In the SynthesizeAudioAsync method, the first thing that happens is that a SpeechConfig is created using the access key and the service location. Leaving the config variable as it is, it is passed to a new SpeechSynthesizer, which is used to turn text into speech

  1. Run the code to see if it works. It should output the text synthesizing directly to speaker output from your default audio output device
  2. By default, the service detects the language of the text and uses the default synthesizer voice for it. In this case, it detects the language as en-US and will use the default voice for output. You can change the language that it uses to analyze the text, although the default detection works very good.
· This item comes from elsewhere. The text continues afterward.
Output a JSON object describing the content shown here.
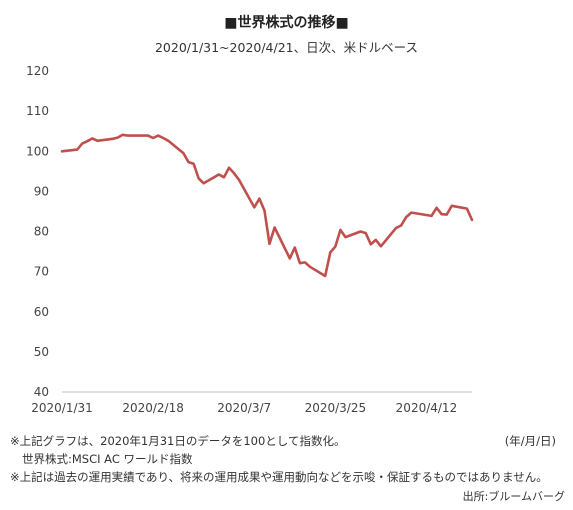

You can also change the output voice by using the config variable and passing that to the SpeechSynthesizer, like in the example below:
        var config = SpeechConfig.FromSubscription("servicekey", "servicelocation");
        config.SpeechSynthesisVoiceName = "en-GB-RyanNeural";
        
        using var synthesizer = new SpeechSynthesizer(config, audioConfig);
  1. Instead of outputting the voice to the default audio output, you can also output the audio to a memory stream or to a file. For instance, to a .wav file, like in the example below:
        var config = SpeechConfig.FromSubscription("servicekey", "servicelocation");
        AudioConfig audioConfig = AudioConfig.FromWavFileOutput("c:/audio.wav");

        using var synthesizer = new SpeechSynthesizer(config, audioConfig);

Conclusion

The Azure Neural Text-to-Speech service enables you to convert text to lifelike speech which is close to human-parity. Go and check it out!